On January 18, 2017, BioBlast Pharma announced completion of Phase 2a clinical trials of their medication, trehalose, in the treatment of SCA3. BioBlast has received FDA Fast Track status and orphan drug status for their treatment. The information provided by BioBlast in their research indicates that they hope this treatment may prove efficacious in other SCA treatments that have similar pathology related to PolyA and PolyQ diseases.

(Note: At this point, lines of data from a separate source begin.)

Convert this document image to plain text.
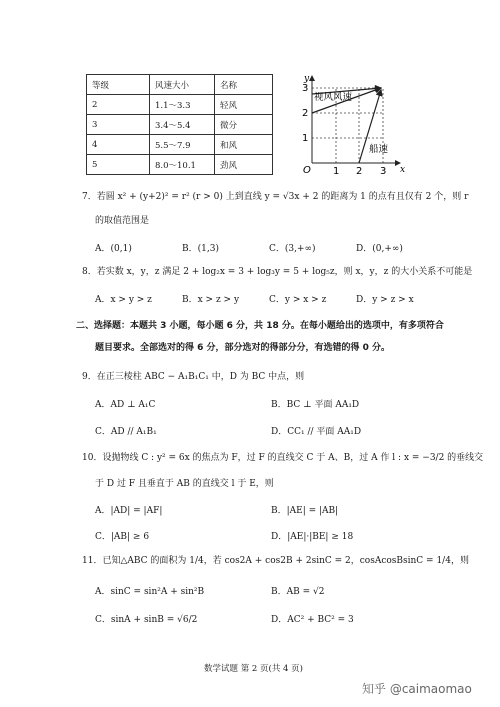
等级	风速大小	名称
2	1.1～3.3	轻风
3	3.4～5.4	微分
4	5.5～7.9	和风
5	8.0～10.1	劲风
y
x
O
1
2
3
1 2 3
视风风速
船速
7．若圆 x² + (y+2)² = r² (r > 0) 上到直线 y = √3x + 2 的距离为 1 的点有且仅有 2 个，则 r
的取值范围是
A．(0,1)	B．(1,3)	C．(3,+∞)	D．(0,+∞)
8．若实数 x，y，z 满足 2 + log₂x = 3 + log₃y = 5 + log₅z，则 x，y，z 的大小关系不可能是
A．x > y > z	B．x > z > y	C．y > x > z	D．y > z > x
二、选择题：本题共 3 小题，每小题 6 分，共 18 分。在每小题给出的选项中，有多项符合
题目要求。全部选对的得 6 分，部分选对的得部分分，有选错的得 0 分。
9．在正三棱柱 ABC − A₁B₁C₁ 中，D 为 BC 中点，则
A．AD ⊥ A₁C	B．BC ⊥ 平面 AA₁D
C．AD // A₁B₁	D．CC₁ // 平面 AA₁D
10．设抛物线 C : y² = 6x 的焦点为 F，过 F 的直线交 C 于 A、B，过 A 作 l : x = −3/2 的垂线交
于 D 过 F 且垂直于 AB 的直线交 l 于 E，则
A．|AD| = |AF|	B．|AE| = |AB|
C．|AB| ≥ 6	D．|AE|·|BE| ≥ 18
11．已知△ABC 的面积为 1/4，若 cos2A + cos2B + 2sinC = 2，cosAcosBsinC = 1/4，则
A．sinC = sin²A + sin²B	B．AB = √2
C．sinA + sinB = √6/2	D．AC² + BC² = 3
数学试题 第 2 页(共 4 页)
知乎 @caimaomao
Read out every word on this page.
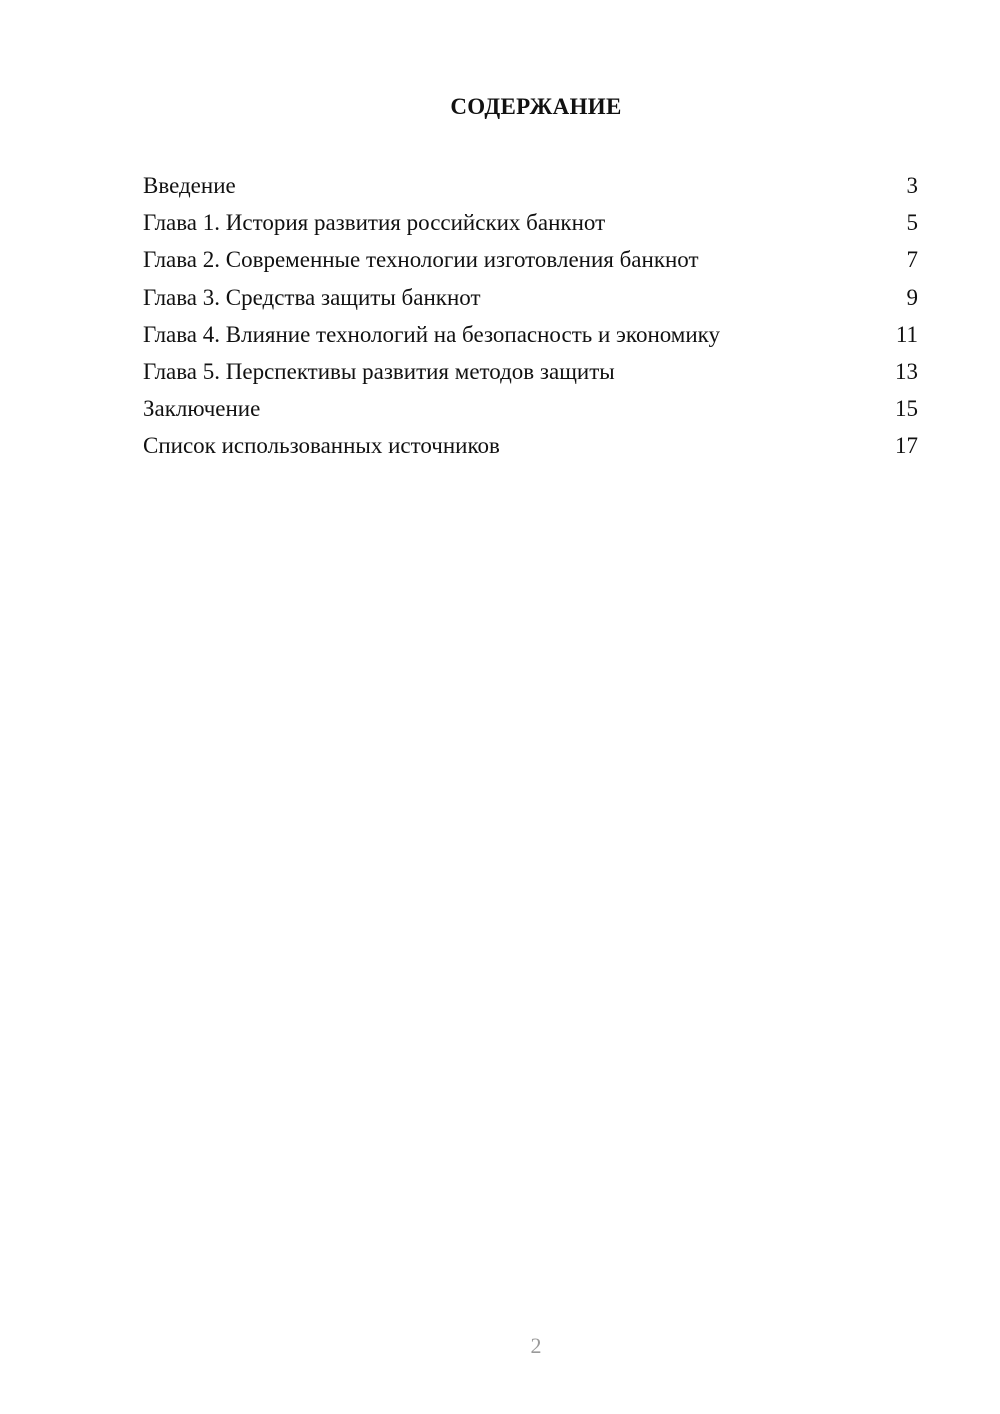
СОДЕРЖАНИЕ
Введение	3
Глава 1. История развития российских банкнот	5
Глава 2. Современные технологии изготовления банкнот	7
Глава 3. Средства защиты банкнот	9
Глава 4. Влияние технологий на безопасность и экономику	11
Глава 5. Перспективы развития методов защиты	13
Заключение	15
Список использованных источников	17
2
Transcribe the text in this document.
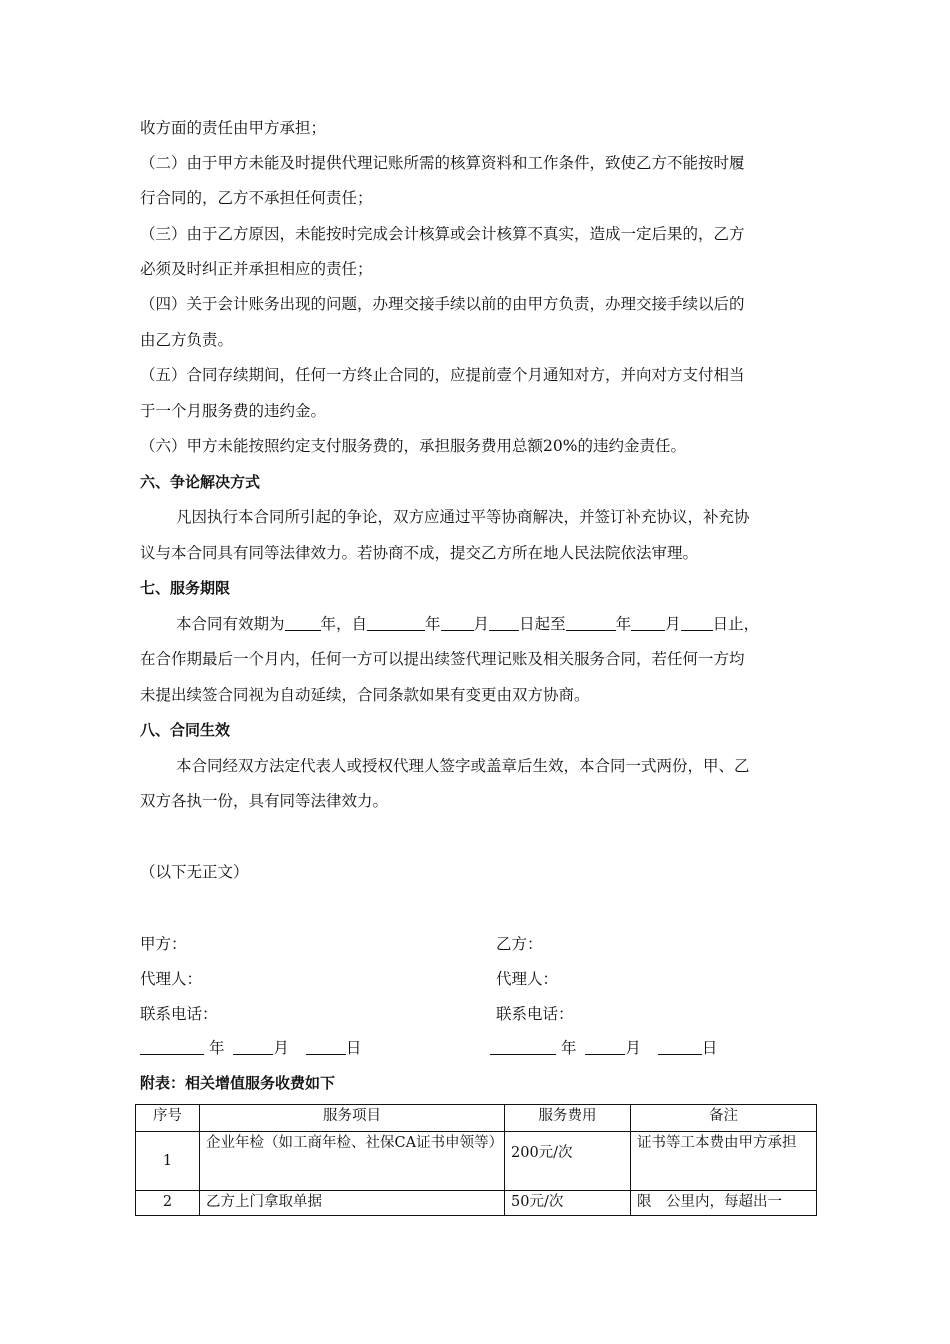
收方面的责任由甲方承担；
（二）由于甲方未能及时提供代理记账所需的核算资料和工作条件，致使乙方不能按时履
行合同的，乙方不承担任何责任；
（三）由于乙方原因，未能按时完成会计核算或会计核算不真实，造成一定后果的，乙方
必须及时纠正并承担相应的责任；
（四）关于会计账务出现的问题，办理交接手续以前的由甲方负责，办理交接手续以后的
由乙方负责。
（五）合同存续期间，任何一方终止合同的，应提前壹个月通知对方，并向对方支付相当
于一个月服务费的违约金。
（六）甲方未能按照约定支付服务费的，承担服务费用总额20%的违约金责任。
六、争论解决方式
凡因执行本合同所引起的争论，双方应通过平等协商解决，并签订补充协议，补充协
议与本合同具有同等法律效力。若协商不成，提交乙方所在地人民法院依法审理。
七、服务期限
本合同有效期为 年，自	年 月 日起至	年 月 日止，
在合作期最后一个月内，任何一方可以提出续签代理记账及相关服务合同，若任何一方均
未提出续签合同视为自动延续，合同条款如果有变更由双方协商。
八、合同生效
本合同经双方法定代表人或授权代理人签字或盖章后生效，本合同一式两份，甲、乙
双方各执一份，具有同等法律效力。
（以下无正文）
甲方：
代理人：
联系电话：
年	月	日
乙方：
代理人：
联系电话：
年	月	日
附表：相关增值服务收费如下
序号	服务项目	服务费用	备注
1	企业年检（如工商年检、社保CA证书申领等）	200元/次	证书等工本费由甲方承担
2	乙方上门拿取单据	50元/次	限　公里内，每超出一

In addition, Dr. Beverly Davidson has been working on a methodology using RNAi technology to find a potential cure for over 2 decades. Her research began in the mid-1990s and progressed to work with mouse models about a decade later and most recently has moved to a study with non-human primates. The results from her most recent research "are supportive of clinical application of this gene therapy".

Finally, another gene transfer technology discovered in 2011 has also been shown by Boudreau et al. to hold great promise and offers yet another avenue to a potential future cure.

=== N-Acetyl-Leucine ===
N-Acetyl-Leucine is an orally administered, modified amino acid that is being developed as a novel treatment for multiple rare and common neurological disorders by IntraBio Inc (Oxford, United Kingdom).

N-Acetyl-Leucine has been granted multiple orphan drug designations from the U.S. Food & Drug Administration (FDA) and the European Medicines Agency (EMA) for the treatment of various genetic diseases, including spinocerebellar ataxias. N-Acetyl-Leucine has also been granted Orphan Drug Designations in the US and EU for the related inherited cerebellar ataxia ataxia-telangiectasia by the FDA and the EMA.

Published case series studies have demonstrated the effects of acute treatment with N-Acetyl-Leucine for the treatment of inherited cerebellar ataxias, including spinocerebellar ataxias. These studies further demonstrated that the treatment is well tolerated, with a good safety profile.
A multinational clinical trial investigating N-Acetyl-L-Leucine for the treatment of a related inherited cerebellar ataxia, ataxia-telangiectasia, began in 2019.

IntraBio is also conducting parallel clinical trials with N-Acetyl-L-Leucine for the treatment of Niemann-Pick disease type C and GM2 gangliosidosis (Tay–Sachs and Sandhoff disease). Future opportunities to develop N-Acetyl-Leucine include Lewy body dementia, amyotrophic lateral sclerosis, restless leg syndrome, multiple sclerosis, and migraine.

===Rehabilitation===

Physical therapists can assist patients in maintaining their level of independence through therapeutic exercise programmes. One recent research report demonstrated a gain of two SARA points (Scale for the Assessment and Rating of Ataxia) from physical therapy. In general, physical therapy emphasises postural balance and gait training for ataxia patients. General conditioning such as range-of-motion exercises and muscle strengthening would also be included in therapeutic exercise programmes. Research showed that spinocerebellar ataxia 2 (SCA2) patients with a mild stage of the disease gained significant improvement in static balance and neurological indices after six months of a physical therapy exercise training program. Occupational therapists may assist patients with incoordination or ataxia issues through the use of adaptive devices. Such devices may include a cane, crutches, walker, or wheelchair for those with impaired gait. Other devices are available to assist with writing, feeding, and self care if hand and arm coordination are impaired. A randomised clinical trial revealed that an intensive rehabilitation program with physical and occupational therapies for patients with degenerative cerebellar diseases can significantly improve functional gains in ataxia, gait, and activities of daily living. Some level of improvement was shown to be maintained 24 weeks post-treatment. Speech language pathologists may use both behavioral intervention strategies as well as augmentative and alternative communication devices to help patients with impaired speech.